Cheerleaders sometimes claim that tubeless road tires handle the same high pressures as an inner tube setup. Fake news. Maximum pressures are usually lower for tubeless, so be sure to check manufacturers’ recommendations. In general, inner tubes help keep the bead under the rim hook, and sealant can act as a lubricant to help a tire pop off. 

Tubeless road cheerleaders say they enjoy low air pressure because they don’t need to worry about pinch flats. If the pressure in your road tire is low enough to regularly pinch flat tubes, it’s too low! Not only are you significantly slower in all but the roughest terrain, but you also risk losing control in high-speed corners.  Pinch flat protection, and the maximum traction provided by low pressure, are major benefits for mountain bikes, not so much for road.

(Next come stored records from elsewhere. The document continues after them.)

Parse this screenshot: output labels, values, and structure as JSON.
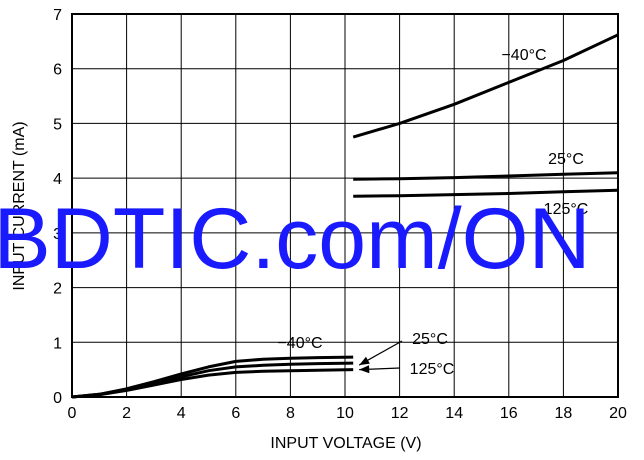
{
  "chart_data": {
    "type": "line",
    "title": "",
    "xlabel": "INPUT VOLTAGE (V)",
    "ylabel": "INPUT CURRENT (mA)",
    "xlim": [
      0,
      20
    ],
    "ylim": [
      0,
      7
    ],
    "xticks": [
      0,
      2,
      4,
      6,
      8,
      10,
      12,
      14,
      16,
      18,
      20
    ],
    "yticks": [
      0,
      1,
      2,
      3,
      4,
      5,
      6,
      7
    ],
    "grid": true,
    "series": [
      {
        "name": "−40°C",
        "x": [
          10.3,
          12,
          14,
          16,
          18,
          20
        ],
        "y": [
          4.75,
          5.0,
          5.35,
          5.75,
          6.15,
          6.62
        ]
      },
      {
        "name": "25°C",
        "x": [
          10.3,
          12,
          14,
          16,
          18,
          20
        ],
        "y": [
          3.98,
          3.99,
          4.01,
          4.04,
          4.07,
          4.1
        ]
      },
      {
        "name": "125°C",
        "x": [
          10.3,
          12,
          14,
          16,
          18,
          20
        ],
        "y": [
          3.67,
          3.68,
          3.7,
          3.72,
          3.75,
          3.78
        ]
      },
      {
        "name": "−40°C",
        "x": [
          0,
          1,
          2,
          3,
          4,
          5,
          6,
          7,
          8,
          9,
          10.3
        ],
        "y": [
          0,
          0.05,
          0.15,
          0.28,
          0.42,
          0.55,
          0.65,
          0.69,
          0.71,
          0.72,
          0.73
        ]
      },
      {
        "name": "25°C",
        "x": [
          0,
          1,
          2,
          3,
          4,
          5,
          6,
          7,
          8,
          9,
          10.3
        ],
        "y": [
          0,
          0.05,
          0.14,
          0.25,
          0.37,
          0.48,
          0.55,
          0.58,
          0.6,
          0.61,
          0.62
        ]
      },
      {
        "name": "125°C",
        "x": [
          0,
          1,
          2,
          3,
          4,
          5,
          6,
          7,
          8,
          9,
          10.3
        ],
        "y": [
          0,
          0.04,
          0.12,
          0.22,
          0.32,
          0.4,
          0.45,
          0.47,
          0.48,
          0.49,
          0.5
        ]
      }
    ],
    "labels": {
      "upper_m40": "−40°C",
      "upper_25": "25°C",
      "upper_125": "125°C",
      "lower_m40": "−40°C",
      "lower_25": "25°C",
      "lower_125": "125°C"
    }
  },
  "watermark": "BDTIC.com/ON"
}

Punctures often have more to do with luck than your choice of tubes or tubeless. The sidewall of a tubeless road tire may tear on the second ride, yet a thin-wall Butane inner tube may go a full season on terrible roads. We highly recommend trying a 25mm Continental Grand Prix 4000S tire with a pair of our Butane inner tubes at 90 p.s.i. minimum. This setup provides good comfort and excellent puncture protection. We bet you’ll stay cleaner, save time and money, go fast, have fun, and not be disappointed.



Stephen Cuomo is the owner of BIKETUBE. He’s led product teams at major cycling brands, worked beside world-class professional cyclists, and competed in all disciples of racing for decades.